Five Things to Remember When Interpreting Epidemiologic Data

Five Things to Remember When Interpreting Epidemiologic Data

1. Data changes over time.

VDH collects data on COVID-19 from a number of different sources. Laboratory, morbidity and case reports, vital statistics (i.e., death certificates), medical and vaccination records, and information collected during case investigations (i.e., patient interviews) are many of the data sources used. Sometimes these sources contain different information. For example, we may get a lab report that does not include the patient’s address. To count this case, we use the address of the patient’s doctor, but later when the local health department performs a COVID-19 case investigation, we may learn of the patient’s home address and update their COVID-19 case record. As a result, the case may be moved to a different county based on the change in address. VDH performs ongoing and comprehensive quality assurance on COVID-19 cases, hospitalizations, and deaths. Every time VDH reports data, we are reporting the most up-to-date information we have at that time. All data are preliminary and subject to change. More information can be found in the Quality Assurance Steps for COVID-19 Data.

2. Data we share underrepresents the true number of COVID-19 cases in Virginia.

The number of COVID-19 cases reported by VDH is likely less than the true burden of COVID-19 in Virginia. Not everyone with COVID-19 develops illness; as a result they may not seek medical treatment and then are not tested. For persons who do get sick, not everyone has access to or will seek medical treatment. Additionally, not everyone who is sick will seek testing to confirm their illness is caused by COVID-19. VDH may never know about these cases.

3. Cases are classified using a standardized case definition.

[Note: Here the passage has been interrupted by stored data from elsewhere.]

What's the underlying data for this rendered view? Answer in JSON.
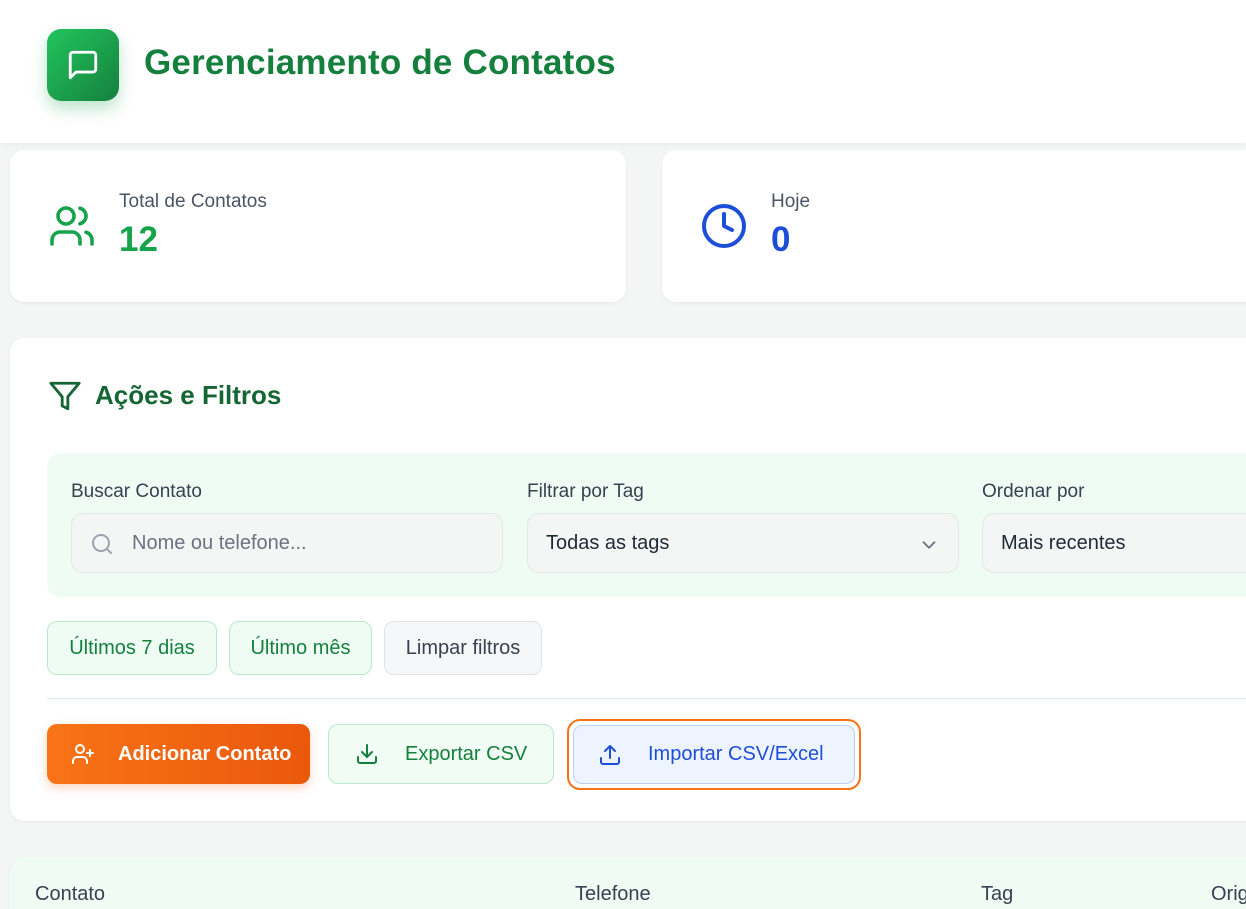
{
  "header": {
    "title": "Gerenciamento de Contatos",
    "logo_icon": "message-square-icon",
    "brand_color": "#15803d"
  },
  "stats": {
    "total": {
      "label": "Total de Contatos",
      "value": "12",
      "icon": "users-icon",
      "color": "#16a34a"
    },
    "today": {
      "label": "Hoje",
      "value": "0",
      "icon": "clock-icon",
      "color": "#1d4ed8"
    }
  },
  "actions_panel": {
    "title": "Ações e Filtros",
    "icon": "filter-icon",
    "search": {
      "label": "Buscar Contato",
      "placeholder": "Nome ou telefone...",
      "value": ""
    },
    "tag_filter": {
      "label": "Filtrar por Tag",
      "value": "Todas as tags"
    },
    "sort": {
      "label": "Ordenar por",
      "value": "Mais recentes"
    },
    "quick_filters": [
      "Últimos 7 dias",
      "Último mês",
      "Limpar filtros"
    ],
    "buttons": {
      "add": "Adicionar Contato",
      "export": "Exportar CSV",
      "import": "Importar CSV/Excel"
    },
    "accent_color": "#f97316"
  },
  "table": {
    "columns": [
      "Contato",
      "Telefone",
      "Tag",
      "Orig"
    ]
  }
}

Public health uses standardized case definitions to determine who is a case and who is not for epidemiological surveillance. Having a case definition makes it possible to compare data trends over time, across counties, and between Virginia and other states. A case definition is different from a diagnosis and is used for a different purpose. A diagnosis is helpful for treatment and medical billing while a case definition is used for public health surveillance to monitor the burden of disease. For COVID-19, Virginia uses the national CDC COVID-19 case definition for counting cases for surveillance. 

Most often, a case is only counted once, even if a person has multiple positive tests.  However, there are instances where a person may be counted as more than one COVID-19 case. This may happen when a person tests positive again after 90 days from the first test, or when a person tests positive for COVID-19 with a different SARS-CoV-2 variant, which could indicate potential re-infection. On September 1, 2021, VDH adopted the Centers for Disease Control and Prevention (CDC) COVID-19 2021 Case Definition. This definition provides criteria for counting a new case of COVID-19 in the same person separately from a case that was already counted in Virginia. Re-infection of COVID-19 is still being analyzed in Virginia.

4. Our surveillance data are intended to answer questions about the epidemiology of COVID-19.

There are different data sources used to summarize the COVID-19 pandemic, and the numbers may be different for things that sound the same. For example, the Virginia Hospital and Healthcare Association has a dashboard with  the number of hospitalizations for people who have tested positive for COVID-19 or who have test results pending. These data help measure the current burden on the healthcare system and prepare hospitals for a possible surge in new cases. These data do not have the same kind of case definition that epidemiologic case data do because they are not intended for the same purpose. VDH reports hospitalizations using COVID-19 case investigations to estimate severity of disease. The hospitalization of a case is captured at the time the local health department performs the case investigation. This underrepresents the number of hospitalizations in Virginia because a person  may become hospitalized after the case investigation. It is important that VDH uses the same case definition to report all COVID-19 cases, including those hospitalized.

5. There are limitations to the data we share.

Public health epidemiologists work hard to make sure data are presented as accurately and timely as possible, but there are limitations to any data source. We have presented some of the surveillance challenges above, but there are many other limitations to our data. VDH has experts in infectious disease epidemiology, community health, data visualization, and public communication working to make the data we share as accurate, useful, and easy to understand as possible.